Daniel Aschenbrener, MD, a physician with Banner Orthopedic Surgery Specialists, says an injury, whether it occurs on the field or off, may not always sideline an athlete. However, he cautions against ignoring the signs and symptoms of injury as doing so could ultimately take you out of the game for good. Instead, he says to listen to your body and respond accordingly.
“In the past, it was generally recommended that athletes who suffer any sort of physical injury abstain from playing completely, usually for a prolonged period of time with immobilization to the injured part of the body. While there are definitely times when that approach is still warranted, the general school of thought has shifted somewhat.”
Research has shown that soft tissues, including muscles, tend to heal in response to stress.

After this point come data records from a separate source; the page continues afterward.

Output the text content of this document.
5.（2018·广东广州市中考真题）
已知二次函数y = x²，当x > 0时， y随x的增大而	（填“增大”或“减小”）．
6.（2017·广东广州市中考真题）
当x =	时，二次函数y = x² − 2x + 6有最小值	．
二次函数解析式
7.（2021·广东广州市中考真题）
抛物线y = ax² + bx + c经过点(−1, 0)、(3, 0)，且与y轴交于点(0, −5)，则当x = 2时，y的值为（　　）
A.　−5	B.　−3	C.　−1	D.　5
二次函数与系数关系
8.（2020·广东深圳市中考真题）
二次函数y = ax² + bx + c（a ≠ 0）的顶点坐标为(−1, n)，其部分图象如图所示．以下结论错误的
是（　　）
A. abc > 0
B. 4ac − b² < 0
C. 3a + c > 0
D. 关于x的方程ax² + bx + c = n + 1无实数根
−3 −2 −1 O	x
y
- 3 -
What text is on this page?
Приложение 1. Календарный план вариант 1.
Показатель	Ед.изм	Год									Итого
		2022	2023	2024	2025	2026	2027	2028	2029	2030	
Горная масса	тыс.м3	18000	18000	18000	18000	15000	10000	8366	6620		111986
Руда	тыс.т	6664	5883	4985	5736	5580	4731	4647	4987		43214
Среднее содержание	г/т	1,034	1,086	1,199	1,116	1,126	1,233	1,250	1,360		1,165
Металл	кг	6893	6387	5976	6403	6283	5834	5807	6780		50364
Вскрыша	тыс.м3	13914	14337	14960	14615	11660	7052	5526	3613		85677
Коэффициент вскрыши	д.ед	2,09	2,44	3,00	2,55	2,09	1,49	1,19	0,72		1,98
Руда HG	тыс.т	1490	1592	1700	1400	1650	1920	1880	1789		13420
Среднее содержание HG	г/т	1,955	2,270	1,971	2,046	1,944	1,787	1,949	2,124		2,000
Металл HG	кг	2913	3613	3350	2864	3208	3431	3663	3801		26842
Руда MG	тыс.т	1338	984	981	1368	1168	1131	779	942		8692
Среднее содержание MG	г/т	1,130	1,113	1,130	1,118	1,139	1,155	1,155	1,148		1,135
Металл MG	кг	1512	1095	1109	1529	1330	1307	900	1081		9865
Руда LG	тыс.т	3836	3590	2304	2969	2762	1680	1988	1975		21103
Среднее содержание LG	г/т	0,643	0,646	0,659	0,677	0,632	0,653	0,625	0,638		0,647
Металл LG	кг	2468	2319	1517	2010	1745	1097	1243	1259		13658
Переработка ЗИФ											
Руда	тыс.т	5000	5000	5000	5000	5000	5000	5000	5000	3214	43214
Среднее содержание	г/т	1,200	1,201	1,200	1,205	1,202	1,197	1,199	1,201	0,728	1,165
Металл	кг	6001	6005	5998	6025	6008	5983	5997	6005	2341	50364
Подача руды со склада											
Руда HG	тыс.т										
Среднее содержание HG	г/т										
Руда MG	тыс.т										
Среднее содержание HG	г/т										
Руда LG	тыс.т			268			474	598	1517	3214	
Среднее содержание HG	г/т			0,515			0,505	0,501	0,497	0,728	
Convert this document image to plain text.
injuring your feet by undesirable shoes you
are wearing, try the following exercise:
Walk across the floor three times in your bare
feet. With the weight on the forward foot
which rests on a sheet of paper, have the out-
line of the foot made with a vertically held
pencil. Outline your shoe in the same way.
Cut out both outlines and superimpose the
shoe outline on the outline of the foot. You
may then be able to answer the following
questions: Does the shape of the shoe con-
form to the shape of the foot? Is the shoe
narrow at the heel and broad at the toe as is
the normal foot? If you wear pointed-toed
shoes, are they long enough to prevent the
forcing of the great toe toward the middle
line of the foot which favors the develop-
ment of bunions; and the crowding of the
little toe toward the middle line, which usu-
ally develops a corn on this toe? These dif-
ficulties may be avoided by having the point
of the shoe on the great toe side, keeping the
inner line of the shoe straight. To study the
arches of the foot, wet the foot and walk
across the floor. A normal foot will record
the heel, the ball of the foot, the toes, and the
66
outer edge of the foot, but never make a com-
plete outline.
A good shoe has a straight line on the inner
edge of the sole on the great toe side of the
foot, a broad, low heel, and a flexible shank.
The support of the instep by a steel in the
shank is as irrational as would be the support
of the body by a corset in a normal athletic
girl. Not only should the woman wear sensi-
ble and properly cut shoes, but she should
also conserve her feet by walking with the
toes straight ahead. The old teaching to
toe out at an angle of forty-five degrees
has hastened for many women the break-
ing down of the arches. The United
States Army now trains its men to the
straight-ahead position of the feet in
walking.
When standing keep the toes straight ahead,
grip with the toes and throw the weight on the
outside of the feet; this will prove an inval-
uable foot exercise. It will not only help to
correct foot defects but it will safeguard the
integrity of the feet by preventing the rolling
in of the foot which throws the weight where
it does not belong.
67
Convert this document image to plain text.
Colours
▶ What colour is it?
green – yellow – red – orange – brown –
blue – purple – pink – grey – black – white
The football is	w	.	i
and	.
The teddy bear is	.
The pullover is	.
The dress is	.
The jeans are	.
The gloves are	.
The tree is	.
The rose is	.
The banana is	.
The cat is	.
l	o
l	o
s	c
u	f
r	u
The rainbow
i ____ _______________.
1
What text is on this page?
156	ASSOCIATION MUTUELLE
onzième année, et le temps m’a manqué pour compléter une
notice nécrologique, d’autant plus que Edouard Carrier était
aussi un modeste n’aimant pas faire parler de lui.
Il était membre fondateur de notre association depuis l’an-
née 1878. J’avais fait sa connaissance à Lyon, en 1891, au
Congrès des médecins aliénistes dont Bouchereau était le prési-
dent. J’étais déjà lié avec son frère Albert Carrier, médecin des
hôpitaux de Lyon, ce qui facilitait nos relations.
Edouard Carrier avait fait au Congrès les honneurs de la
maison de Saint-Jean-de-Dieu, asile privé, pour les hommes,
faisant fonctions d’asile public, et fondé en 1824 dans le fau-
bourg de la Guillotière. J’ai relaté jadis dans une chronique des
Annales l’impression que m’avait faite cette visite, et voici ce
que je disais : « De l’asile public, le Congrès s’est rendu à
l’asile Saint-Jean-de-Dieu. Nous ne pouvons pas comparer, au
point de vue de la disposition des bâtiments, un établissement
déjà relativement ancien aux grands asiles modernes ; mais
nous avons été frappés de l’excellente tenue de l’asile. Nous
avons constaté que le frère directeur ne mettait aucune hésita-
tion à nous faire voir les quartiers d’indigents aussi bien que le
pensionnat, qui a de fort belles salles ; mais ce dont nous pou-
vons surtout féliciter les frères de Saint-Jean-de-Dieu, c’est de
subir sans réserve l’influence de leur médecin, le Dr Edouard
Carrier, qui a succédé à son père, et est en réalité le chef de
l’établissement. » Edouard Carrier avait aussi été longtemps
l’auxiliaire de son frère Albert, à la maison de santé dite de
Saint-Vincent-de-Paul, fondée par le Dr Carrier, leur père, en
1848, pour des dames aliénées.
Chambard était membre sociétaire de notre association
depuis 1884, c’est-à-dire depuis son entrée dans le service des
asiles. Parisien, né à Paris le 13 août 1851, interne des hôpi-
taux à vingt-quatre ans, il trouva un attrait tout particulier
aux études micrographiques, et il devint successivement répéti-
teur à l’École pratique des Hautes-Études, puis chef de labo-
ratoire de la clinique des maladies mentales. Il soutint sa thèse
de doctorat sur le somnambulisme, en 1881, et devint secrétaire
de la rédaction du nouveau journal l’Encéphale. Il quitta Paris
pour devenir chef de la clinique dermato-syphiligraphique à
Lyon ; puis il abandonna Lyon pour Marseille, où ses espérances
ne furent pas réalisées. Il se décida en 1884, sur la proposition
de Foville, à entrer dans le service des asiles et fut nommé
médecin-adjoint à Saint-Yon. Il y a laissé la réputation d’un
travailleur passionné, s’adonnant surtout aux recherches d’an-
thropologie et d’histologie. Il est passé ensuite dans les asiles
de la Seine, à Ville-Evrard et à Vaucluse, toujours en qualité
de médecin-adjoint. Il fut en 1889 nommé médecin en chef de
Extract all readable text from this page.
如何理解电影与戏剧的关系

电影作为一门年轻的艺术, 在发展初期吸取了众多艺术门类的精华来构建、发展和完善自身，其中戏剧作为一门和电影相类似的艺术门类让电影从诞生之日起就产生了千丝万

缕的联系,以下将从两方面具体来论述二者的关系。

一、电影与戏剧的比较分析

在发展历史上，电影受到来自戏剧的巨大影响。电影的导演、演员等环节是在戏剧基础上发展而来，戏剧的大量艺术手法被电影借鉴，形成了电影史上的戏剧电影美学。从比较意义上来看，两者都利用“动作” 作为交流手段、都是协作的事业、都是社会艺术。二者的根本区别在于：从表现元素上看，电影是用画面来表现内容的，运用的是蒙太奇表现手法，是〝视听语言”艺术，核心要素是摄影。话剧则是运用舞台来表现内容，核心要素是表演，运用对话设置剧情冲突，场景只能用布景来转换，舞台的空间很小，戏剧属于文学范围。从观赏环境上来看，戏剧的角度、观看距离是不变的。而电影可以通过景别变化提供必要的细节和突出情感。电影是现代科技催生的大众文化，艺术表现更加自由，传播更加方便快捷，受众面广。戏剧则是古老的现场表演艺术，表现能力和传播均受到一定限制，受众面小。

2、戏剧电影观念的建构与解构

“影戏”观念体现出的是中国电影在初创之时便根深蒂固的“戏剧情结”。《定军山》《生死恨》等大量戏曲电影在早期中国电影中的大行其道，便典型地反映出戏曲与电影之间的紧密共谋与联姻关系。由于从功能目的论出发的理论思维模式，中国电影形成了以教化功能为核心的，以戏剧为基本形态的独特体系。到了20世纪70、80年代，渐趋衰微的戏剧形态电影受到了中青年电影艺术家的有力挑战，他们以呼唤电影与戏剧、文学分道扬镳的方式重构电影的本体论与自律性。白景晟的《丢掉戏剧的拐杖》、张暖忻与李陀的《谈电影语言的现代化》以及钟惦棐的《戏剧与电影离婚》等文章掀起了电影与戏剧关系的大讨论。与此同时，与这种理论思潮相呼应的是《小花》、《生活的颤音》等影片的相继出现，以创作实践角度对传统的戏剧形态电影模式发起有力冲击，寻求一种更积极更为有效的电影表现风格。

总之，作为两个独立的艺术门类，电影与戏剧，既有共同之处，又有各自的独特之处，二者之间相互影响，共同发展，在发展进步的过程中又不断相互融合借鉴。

Therefore, early exercise following a minor injury may help decrease swelling, stiffness and muscle weakness.
“Most minor injuries heal better with a little light exercise and stretching soon after injury. In fact, regularly stretching the tendons produces molecules in the body that help to naturally heal inflammation. Knowing what types of exercises are safe can be a challenge.”
Letting tendonitis go on for a few months builds scar tissue quickly and only make the condition more difficult to heal and more likely to return. Early rehabilitation will help speed up the recovery process and prevent further damage.
It’s also important to remember a personal trainer at the gym knows how to exercise, but most likely has no formal training in rehabilitation. The safest bet is to see a physical therapist. In only a few visits, they can teach you about your injury, give instructions on how to modify activities, provide a home exercise program and send you on your way.
Continuing to workout and exercise while the body is recovering from an injury is not a one- size- fits-all philosophy.
Fractures and other more severe injuries may require casting, immobilization, injections or even surgery. It is important to follow your doctor’s advice about how and when it is safe to return to play.
Recovery from an injury, even a minor one, doesn’t occur overnight. Be patient, modify your workout routine and always listen to your body. If the pain continues or worsens, then medical intervention may be in the future. Until then, walk it off and take a few baby steps.
As always, check with your doctor if you experience soreness that persists for more than two or three days. Back pain accompanied by numbness, tingling, or weakness in the legs is an indication of possible disc injury. Pain radiating down the leg could be potentially dangerous and should be checked by an orthopedic specialist.